Kadıoğlu, barajları besleyen en önemli yağışların kar olduğunu da sözlerine ekledi.
''EN ÇOK KAR YAĞIŞLARI BESLER''
NTV'nin haberine göre, yaz aylarında görülen kısa süreli yağışların hızlı bir şekilde akıp denize gittiğini ve toprağı beslemekte yetersiz kaldığını söyledi. Çalışkan, toprağı besleyen ve ardından barajları dolduran yağmurların 3-4 gün devam eden yağışlar ve kar yağışı olduğunu belirtti.
Yaz aylarında kısa süreli yağışları daha çok almaya başladığımızı söyleyen Dilek Çalışkan, kış aylarındaki yağışların ise yıllara göre azalış gösterdiğini kaydetti.
Çalışkan, ''Artık bizim önümüzdeki yıllarda yaz yağışlarının daha da çok olacağını düşünerek hızlı akıp giden bu yağışları toplamaya çalışmamız gerekir. Çünkü baktığımız zaman yarım saatte 50-100 kilogram yağış düşüyor. Bu rakam bazen bir aylık toplam yağışa eşit oluyor. O kısa süreli yağan yağmurları toplayabilirsek o zaman kuraklık sorunumuz da azalır'' dedi.
''SICAKLIKLAR BU YIL SIKLIKLA YÜKSELECEK''
Bu yıl sıklıkla görülen sıcak hava dalgalarının kışın da etkili olması beklenirken, yüzyılın en sıcak Eylül ayı yaşandı. Ekim ayının şimdiden en sıcak ekim ayı olmaya aday olduğu söyleyen Çalışkan, ''Zaten bu haftaki yağışların ardından tekrar bir sıcaklık yükselişi bekliyoruz'' açıklamasını yaptı.
Çalışkan, ''Ekimden şubata kadar olan dönem bizim için önemli olan.
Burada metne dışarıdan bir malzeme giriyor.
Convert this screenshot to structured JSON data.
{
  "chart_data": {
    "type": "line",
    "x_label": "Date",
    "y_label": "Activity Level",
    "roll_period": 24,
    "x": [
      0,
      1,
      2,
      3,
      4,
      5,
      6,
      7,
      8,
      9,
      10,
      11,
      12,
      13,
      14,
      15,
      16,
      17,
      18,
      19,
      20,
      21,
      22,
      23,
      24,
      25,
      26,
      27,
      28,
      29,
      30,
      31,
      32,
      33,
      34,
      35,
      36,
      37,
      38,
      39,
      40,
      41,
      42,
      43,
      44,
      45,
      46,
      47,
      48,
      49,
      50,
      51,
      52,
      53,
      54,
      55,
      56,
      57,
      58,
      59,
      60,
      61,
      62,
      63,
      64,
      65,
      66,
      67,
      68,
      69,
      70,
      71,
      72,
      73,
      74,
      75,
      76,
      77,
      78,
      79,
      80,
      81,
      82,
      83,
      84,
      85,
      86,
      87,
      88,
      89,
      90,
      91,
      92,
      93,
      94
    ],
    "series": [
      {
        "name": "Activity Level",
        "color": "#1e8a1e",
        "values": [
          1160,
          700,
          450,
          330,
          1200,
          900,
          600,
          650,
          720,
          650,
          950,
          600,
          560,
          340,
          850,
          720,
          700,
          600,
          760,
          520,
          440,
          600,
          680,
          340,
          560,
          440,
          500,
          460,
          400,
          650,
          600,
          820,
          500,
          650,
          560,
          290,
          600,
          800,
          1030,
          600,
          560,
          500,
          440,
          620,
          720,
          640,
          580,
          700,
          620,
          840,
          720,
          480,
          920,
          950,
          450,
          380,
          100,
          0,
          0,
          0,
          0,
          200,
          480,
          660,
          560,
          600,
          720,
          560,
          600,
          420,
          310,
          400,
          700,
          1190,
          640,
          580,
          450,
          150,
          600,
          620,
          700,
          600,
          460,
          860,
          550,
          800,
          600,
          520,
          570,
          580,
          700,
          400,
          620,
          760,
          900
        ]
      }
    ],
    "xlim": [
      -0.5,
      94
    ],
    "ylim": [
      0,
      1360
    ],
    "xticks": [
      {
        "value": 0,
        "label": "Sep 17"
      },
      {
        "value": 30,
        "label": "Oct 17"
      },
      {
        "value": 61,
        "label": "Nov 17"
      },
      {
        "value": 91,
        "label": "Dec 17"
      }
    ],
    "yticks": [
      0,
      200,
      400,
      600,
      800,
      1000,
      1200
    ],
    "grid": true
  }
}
Belki ekimde az yağış alabiliriz ama aralık ve ocakta çok iyi yağış aldığımız takdirde barajlara büyük fayda sağlar'' şekline konuştu.
Dilek Çalışkan Türkiye'nin 6 ila 7 yılda bir ciddi bir kuraklık yaşadığını ifade ederek, ''Ancak bu kışı geçtiğimiz kışlara göre daha sıcak geçirebiliriz. Ancak sıcak hava dalgalarının gelmesi kar yağmaz anlamına gelmiyor. Bir hafta sıcak hava dalgası gelir, 4 gün kar yağar sonra ardından tekrar sıcak hava dalgası gelebilir. Ancak kış yağışlarında biraz azalma var'' dedi.
Öte yandan İSKİ verilerine göre de, 2014 yılında İstanbul'daki baraj doluluk oranı yüzde 22 civarına kadar gerilemiş sonraki yıl yüzde 67'ye kadar çıkmıştı. İstanbul'daki barajların ortalama doluluğu geçen yıl ise yüzde 47 olmuştu. Şu anki verilere göre barajların ortalama doluluğu yüzde 35 civarında seyrediyor.